You are viewing a plain text version of this content. The canonical link for it is here.
Posted to legal-discuss@apache.org by Grant Ingersoll <gs...@apache.org> on 2007/04/25 03:01:59 UTC

Wikipedia content, GNU Free Documentation License and Apache

We on Lucene Java are _considering_ mirroring a specific version of  
Wikipedia's collection for testing and benchmarking purposes on our  
zones account for people to download to run specific tests related to  
search performance and quality.  It is important that we use a  
specific version so that it is repeatable. WikiMedia doesn't archive  
for long enough for their links to be reliable, therefore we cannot  
just grab the latest version from Wikipedia.  See [1] for more  
details if interested.

The content, according to http://en.wikipedia.org/wiki/ 
Wikipedia:Text_of_the_GFDL, is licensed under the GNU Free  
Documentation License.  More details can be found at [2].

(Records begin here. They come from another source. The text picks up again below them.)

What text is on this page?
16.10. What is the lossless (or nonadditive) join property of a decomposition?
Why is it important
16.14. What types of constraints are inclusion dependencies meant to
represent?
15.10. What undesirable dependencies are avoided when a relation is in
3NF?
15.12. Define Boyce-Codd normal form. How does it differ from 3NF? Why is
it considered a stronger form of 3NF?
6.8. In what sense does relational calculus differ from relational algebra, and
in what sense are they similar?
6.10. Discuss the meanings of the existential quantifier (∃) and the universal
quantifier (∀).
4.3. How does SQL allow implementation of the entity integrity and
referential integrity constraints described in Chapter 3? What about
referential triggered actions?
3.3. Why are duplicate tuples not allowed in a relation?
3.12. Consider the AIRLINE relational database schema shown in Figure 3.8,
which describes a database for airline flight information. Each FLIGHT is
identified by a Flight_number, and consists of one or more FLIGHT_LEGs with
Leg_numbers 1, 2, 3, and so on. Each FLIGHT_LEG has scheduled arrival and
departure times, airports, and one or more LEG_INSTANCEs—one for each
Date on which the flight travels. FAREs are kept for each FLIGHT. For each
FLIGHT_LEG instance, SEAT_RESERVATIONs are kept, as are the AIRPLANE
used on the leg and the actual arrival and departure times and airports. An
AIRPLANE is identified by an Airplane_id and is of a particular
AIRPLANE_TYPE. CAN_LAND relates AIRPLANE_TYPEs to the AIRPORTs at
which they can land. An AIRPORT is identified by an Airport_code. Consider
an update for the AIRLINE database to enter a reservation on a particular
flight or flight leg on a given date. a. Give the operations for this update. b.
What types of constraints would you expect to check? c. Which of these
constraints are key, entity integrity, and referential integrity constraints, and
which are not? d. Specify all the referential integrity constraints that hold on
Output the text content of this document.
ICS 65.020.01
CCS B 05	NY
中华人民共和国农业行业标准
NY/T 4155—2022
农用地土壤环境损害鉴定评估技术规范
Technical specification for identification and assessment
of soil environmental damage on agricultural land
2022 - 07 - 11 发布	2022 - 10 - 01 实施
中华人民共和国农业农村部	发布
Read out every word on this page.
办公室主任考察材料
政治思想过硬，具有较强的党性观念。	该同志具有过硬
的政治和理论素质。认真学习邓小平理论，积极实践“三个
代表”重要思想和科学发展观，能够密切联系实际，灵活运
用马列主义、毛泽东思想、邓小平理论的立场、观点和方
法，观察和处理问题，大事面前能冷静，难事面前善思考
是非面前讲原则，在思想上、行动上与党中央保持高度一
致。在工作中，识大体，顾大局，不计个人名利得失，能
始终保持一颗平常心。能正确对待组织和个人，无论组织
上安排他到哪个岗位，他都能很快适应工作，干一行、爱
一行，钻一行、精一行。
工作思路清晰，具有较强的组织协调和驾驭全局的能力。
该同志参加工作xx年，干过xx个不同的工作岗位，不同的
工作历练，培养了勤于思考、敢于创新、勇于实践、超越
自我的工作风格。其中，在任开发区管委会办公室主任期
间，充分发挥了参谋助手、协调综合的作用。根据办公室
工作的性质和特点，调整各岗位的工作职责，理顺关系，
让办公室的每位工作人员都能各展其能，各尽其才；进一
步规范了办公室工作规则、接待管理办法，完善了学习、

I guess the question is, is this all right?  http://en.wikipedia.org/ 
wiki/Wikipedia:Copyrights seems to say this would be OK, but IANAL  
and all that stuff.  Anyone have experience with how ASF deals with  
the GFDL in this kind of situation?  I suppose we could look into  
hosting off site, too, but would rather it be controlled by us.

Thanks,
Grant


[1] http://www.gossamer-threads.com/lists/lucene/java-dev/47760

[2] http://en.wikipedia.org/wiki/Wikipedia:Database_download

---------------------------------------------------------------------
DISCLAIMER: Discussions on this list are informational and educational
only.  Statements made on this list are not privileged, do not
constitute legal advice, and do not necessarily reflect the opinions
and policies of the ASF.  See <http://www.apache.org/licenses/> for
official ASF policies and documents.
---------------------------------------------------------------------
To unsubscribe, e-mail: legal-discuss-unsubscribe@apache.org
For additional commands, e-mail: legal-discuss-help@apache.org


Fwd: Wikipedia content, GNU Free Documentation License and Apache

Posted by Grant Ingersoll <gs...@apache.org>.
FYI from legal-discuss.  I think I will give it a little more time to  
percolate and then put it up on zones.  Other option is to host  
offsite somewhere, but I would prefer not to do that.

Begin forwarded message:

> From: "Justin Erenkrantz" <ju...@erenkrantz.com>
> Date: April 25, 2007 12:23:26 AM EDT
> To: "Grant Ingersoll" <gs...@apache.org>
> Cc: legal-discuss@apache.org
> Subject: Re: Wikipedia content, GNU Free Documentation License and  
> Apache
>
> On 4/24/07, Grant Ingersoll <gs...@apache.org> wrote:
>> We on Lucene Java are _considering_ mirroring a specific version of
>> Wikipedia's collection for testing and benchmarking purposes on our
>> zones account for people to download to run specific tests related to
>> search performance and quality.  It is important that we use a
>> specific version so that it is repeatable. WikiMedia doesn't archive
>> for long enough for their links to be reliable, therefore we cannot
>> just grab the latest version from Wikipedia.  See [1] for more
>> details if interested.
>>
>> The content, according to http://en.wikipedia.org/wiki/
>> Wikipedia:Text_of_the_GFDL, is licensed under the GNU Free
>> Documentation License.  More details can be found at [2].
>>
>> I guess the question is, is this all right?  http://en.wikipedia.org/
>> wiki/Wikipedia:Copyrights seems to say this would be OK, but IANAL
>> and all that stuff.  Anyone have experience with how ASF deals with
>> the GFDL in this kind of situation?  I suppose we could look into
>> hosting off site, too, but would rather it be controlled by us.
>
> As long as you do not distribute the Wikipedia database in a Lucene
> release and just have a copy hosted on your Lucene zone or something
> similar so that committers can get at it easily, I don't see a
> particular problem here.  If you make changes to the documentation or
> whatever, you would just need to follow the rules of GFDL
> (http://www.gnu.org/licenses/fdl.html).
>
> BTW, would you need to commit the database to Subversion?  (I'd
> certainly hope not.)
>
> HTH.  -- justin



---------------------------------------------------------------------
To unsubscribe, e-mail: java-dev-unsubscribe@lucene.apache.org
For additional commands, e-mail: java-dev-help@lucene.apache.org


Re: Wikipedia content, GNU Free Documentation License and Apache

Posted by Grant Ingersoll <gs...@apache.org>.
It will be an explicit, non-default ANT target as part of a sub  
module.  It won't even be part of the main test.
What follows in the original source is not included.